Plaintiff's motion for class certification fails because Plaintiff has not met the numerosity requirement of Rule 23(a). . . . Following the Second Circuit's recent clarification of the standards to be employed in determining Rule 23 motions, I must make individualized determinations for each Rule 23 category, and I may look beyond the pleadings in doing so. See In re Initial Pub. Offering Sec. Litig., 2006 U.S.App. LEXIS 29859, at *52 (”[T]he district judge must receive enough evidence, by affidavits, documents, or testimony, to be satisfied that each Rule 23 requirement is met.). However, on the pleadings or otherwise, Plaintiff here appears to be a potential class of one. Although Plaintiff has been given the opportunity to conduct discovery regarding class certification-as well as an extension of discovery on that issue, at Plaintiff's request-Plaintiff has provided no evidence that either Defendant or N.Y. Essex has ever sent more than one fax arguably in violation of the TCPA, and that one to this Plaintiff. See Weiss v. Fein, Such, Kahn & Shepard, P.C., 2002 U.S. Dist. LEXIS 4783, at *5-6 (S . D.N.Y.2002) . . . Plaintiff has failed to meet his burden to satisfy the Rule 23(a) requirement of numerosity. Because Plaintiff has failed to meet this burden, it is unnecessary for me to consider the remaining Rule 23 requirements.

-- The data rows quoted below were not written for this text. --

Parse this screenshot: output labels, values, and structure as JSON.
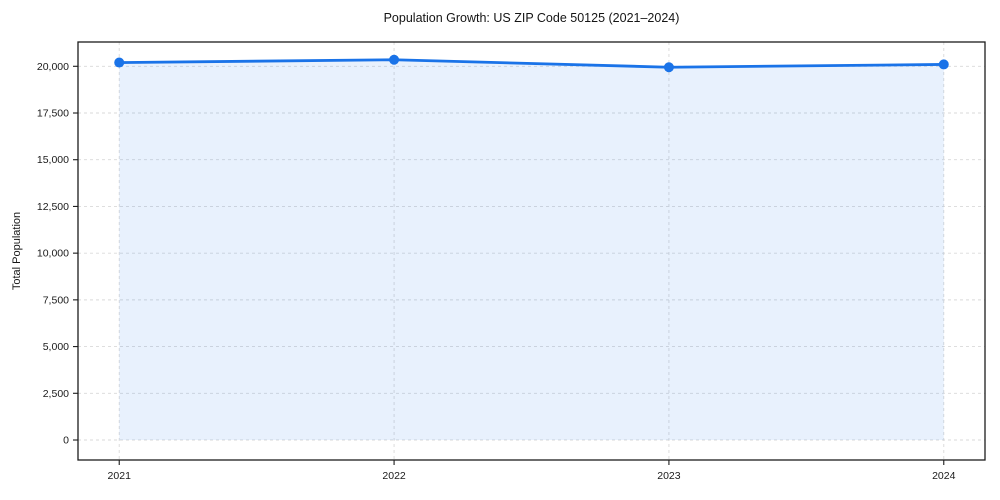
{
  "chart_data": {
    "type": "line",
    "title": "Population Growth: US ZIP Code 50125 (2021–2024)",
    "xlabel": "",
    "ylabel": "Total Population",
    "x": [
      2021,
      2022,
      2023,
      2024
    ],
    "xticklabels": [
      "2021",
      "2022",
      "2023",
      "2024"
    ],
    "series": [
      {
        "name": "Total Population",
        "values": [
          20200,
          20350,
          19950,
          20100
        ]
      }
    ],
    "yticks": [
      0,
      2500,
      5000,
      7500,
      10000,
      12500,
      15000,
      17500,
      20000
    ],
    "yticklabels": [
      "0",
      "2,500",
      "5,000",
      "7,500",
      "10,000",
      "12,500",
      "15,000",
      "17,500",
      "20,000"
    ],
    "xlim": [
      2020.85,
      2024.15
    ],
    "ylim": [
      -1070,
      21300
    ],
    "grid": {
      "visible": true,
      "style": "dashed",
      "axes": "both"
    },
    "legend": {
      "visible": false
    },
    "area_fill": true,
    "markers": true,
    "colors": {
      "line": "#1a73e8",
      "marker": "#1a73e8",
      "area_fill": "rgba(26,115,232,0.10)",
      "grid": "#d9d9d9",
      "spine": "#1c1c1c",
      "text": "#1a1a1a",
      "background": "#ffffff"
    }
  }
}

Plaintiff originally asserted that this Court possessed subject matter jurisdiction over this action pursuant to the Class Action Fairness Act, 28 U.S.C. § 1332(d)(2)(A). Pl. Complaint, ¶ 3. This Court would alternatively possess subject matter over this action pursuant to the general federal diversity statute, 28 U.S.C. § 1332(a). Plaintiff is required to rely on § 1332 for subject matter jurisdiction because the TCPA is the rare federal statute that does not provide federal question jurisdiction. Gottlieb v. Carnival Corp., 436 F.3d 335, 337 (2d. Cir.2006), citing Foxhall Realty Law Offices, Inc. v. Telecommunications Premium Services, Ltd., 156 F.3d 432 (2d Cir.1998). However, Plaintiff's two possible grounds for establishing subject matter jurisdiction over this action no longer exist. Because Plaintiff's motion for class certification must be denied, Plaintiff's action is no longer a class action, and this Court cannot retain subject matter jurisdiction in diversity over Plaintiff's action pursuant to the Class Action Fairness Act. See 28 U.S.C. § 1332(d)(2). Because Plaintiff has failed to put forth a single fact relevant to his remaining individual action against Defendant that meets the $75,000 amount-in-controversy requirement of 28 U.S.C. § 1332(a), this Court loses subject matter jurisdiction over Plaintiff's individual action pursuant to the general federal diversity statute. See Gottlieb v. Carnival Corp., 436 F.3d 335, 343 n.10 (“In order to meet the amount-in-controversy requirement, a single plaintiff would have to receive either 150 faxes from a single defendant, assuming $500 in statutory damages per fax, or 50 faxes from that defendant, assuming treble damages.”). Plaintiff's action therefore must be dismissed for lack of subject matter jurisdiction.